ECLI:NL:RVS:2025:4377
Raad van State
- Hoger beroep
- Rechtspraak.nl
Hoger beroep tegen niet in behandeling nemen van asielaanvraag door de minister van Asiel en Migratie
Op 14 mei 2025 heeft de minister van Asiel en Migratie een aanvraag van de betrokkene om een verblijfsvergunning asiel voor bepaalde tijd niet in behandeling genomen. De rechtbank Den Haag, zittingsplaats Rotterdam, heeft op 20 juni 2025 het beroep van de betrokkene gegrond verklaard, het besluit van de minister vernietigd en bepaald dat de minister een nieuw besluit op de aanvraag moet nemen met inachtneming van de uitspraak. De minister heeft tegen deze uitspraak hoger beroep ingesteld.
In het hoger beroep heeft de Afdeling bestuursrechtspraak van de Raad van State geoordeeld dat het hoger beroep niet leidt tot vernietiging van de uitspraak van de rechtbank. De Afdeling heeft vastgesteld dat het hogerberoepschrift geen vragen bevat die in het belang van de rechtseenheid, de rechtsontwikkeling of de rechtsbescherming in algemene zin beantwoord moeten worden. Het hoger beroep betreft een rechtsvraag die eerder door de Afdeling is beantwoord, en biedt geen reden om in dit geval anders te oordelen.

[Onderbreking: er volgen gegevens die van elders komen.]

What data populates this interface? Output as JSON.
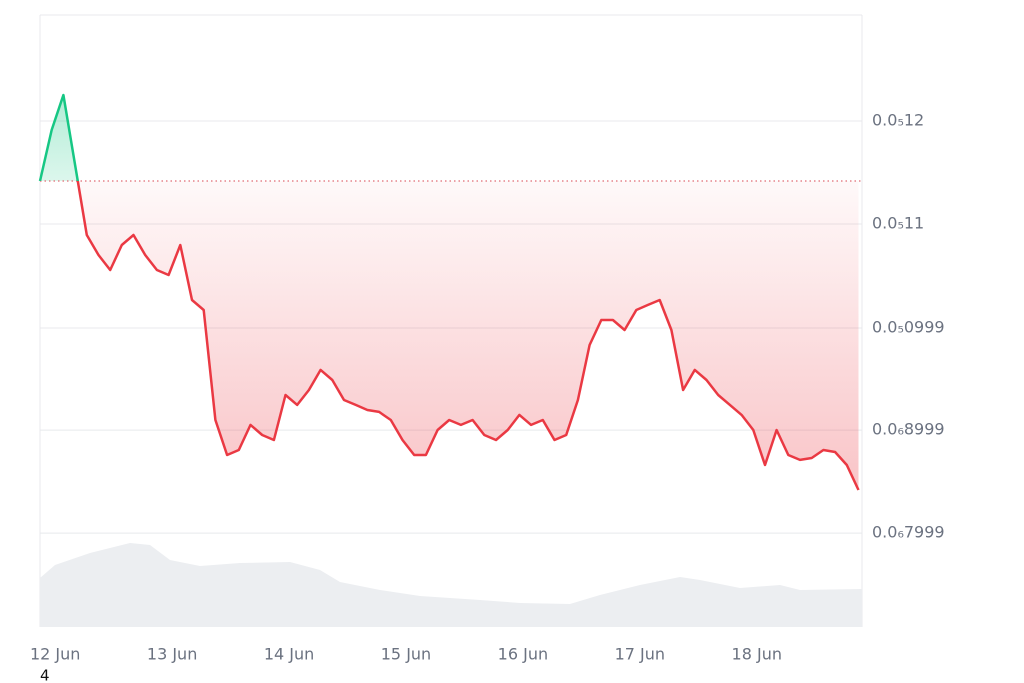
{
  "footnote": "4",
  "chart_data": {
    "type": "line",
    "x": [
      -0.13,
      -0.03,
      0.07,
      0.17,
      0.27,
      0.37,
      0.47,
      0.57,
      0.67,
      0.77,
      0.87,
      0.97,
      1.07,
      1.17,
      1.27,
      1.37,
      1.47,
      1.57,
      1.67,
      1.77,
      1.87,
      1.97,
      2.07,
      2.17,
      2.27,
      2.37,
      2.47,
      2.57,
      2.67,
      2.77,
      2.87,
      2.97,
      3.07,
      3.17,
      3.27,
      3.37,
      3.47,
      3.57,
      3.67,
      3.77,
      3.87,
      3.97,
      4.07,
      4.17,
      4.27,
      4.37,
      4.47,
      4.57,
      4.67,
      4.77,
      4.87,
      4.97,
      5.07,
      5.17,
      5.27,
      5.37,
      5.47,
      5.57,
      5.67,
      5.77,
      5.87,
      5.97,
      6.07,
      6.17,
      6.27,
      6.37,
      6.47,
      6.57,
      6.67,
      6.77,
      6.87
    ],
    "series": [
      {
        "color": "#ea3943",
        "up_color": "#16c784",
        "values": [
          1.1417e-06,
          1.1913e-06,
          1.2252e-06,
          1.1573e-06,
          1.0893e-06,
          1.0699e-06,
          1.0553e-06,
          1.0796e-06,
          1.0893e-06,
          1.0699e-06,
          1.0553e-06,
          1.0505e-06,
          1.0796e-06,
          1.0262e-06,
          1.0165e-06,
          9.097e-07,
          8.757e-07,
          8.806e-07,
          9.049e-07,
          8.951e-07,
          8.903e-07,
          9.34e-07,
          9.243e-07,
          9.388e-07,
          9.583e-07,
          9.485e-07,
          9.291e-07,
          9.243e-07,
          9.194e-07,
          9.175e-07,
          9.097e-07,
          8.903e-07,
          8.757e-07,
          8.757e-07,
          9e-07,
          9.097e-07,
          9.049e-07,
          9.097e-07,
          8.951e-07,
          8.903e-07,
          9e-07,
          9.146e-07,
          9.049e-07,
          9.097e-07,
          8.903e-07,
          8.951e-07,
          9.291e-07,
          9.825e-07,
          1.0068e-06,
          1.0068e-06,
          9.971e-07,
          1.0165e-06,
          1.0214e-06,
          1.0262e-06,
          9.971e-07,
          9.388e-07,
          9.583e-07,
          9.485e-07,
          9.34e-07,
          9.243e-07,
          9.146e-07,
          9e-07,
          8.66e-07,
          9e-07,
          8.757e-07,
          8.709e-07,
          8.728e-07,
          8.806e-07,
          8.786e-07,
          8.66e-07,
          8.417e-07
        ]
      }
    ],
    "xlim": [
      -0.13,
      6.9
    ],
    "xticks": [
      {
        "value": 0,
        "label": "12 Jun"
      },
      {
        "value": 1,
        "label": "13 Jun"
      },
      {
        "value": 2,
        "label": "14 Jun"
      },
      {
        "value": 3,
        "label": "15 Jun"
      },
      {
        "value": 4,
        "label": "16 Jun"
      },
      {
        "value": 5,
        "label": "17 Jun"
      },
      {
        "value": 6,
        "label": "18 Jun"
      }
    ],
    "ylim": [
      7.087e-07,
      1.3029e-06
    ],
    "yticks": [
      {
        "value": 1.2e-06,
        "label": "0.0₅12"
      },
      {
        "value": 1.1e-06,
        "label": "0.0₅11"
      },
      {
        "value": 9.99e-07,
        "label": "0.0₅0999"
      },
      {
        "value": 8.999e-07,
        "label": "0.0₆8999"
      },
      {
        "value": 7.999e-07,
        "label": "0.0₆7999"
      }
    ],
    "grid": true
  }
}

De Afdeling bevestigt de uitspraak van de rechtbank en oordeelt dat het hoger beroep ongegrond is. De minister van Asiel en Migratie wordt veroordeeld tot vergoeding van de proceskosten van de betrokkene, die in verband met de behandeling van het hoger beroep zijn gemaakt. De proceskosten worden vastgesteld op € 907,00, geheel toe te rekenen aan door een derde beroepsmatig verleende rechtsbijstand. De uitspraak is gedaan op 17 september 2025.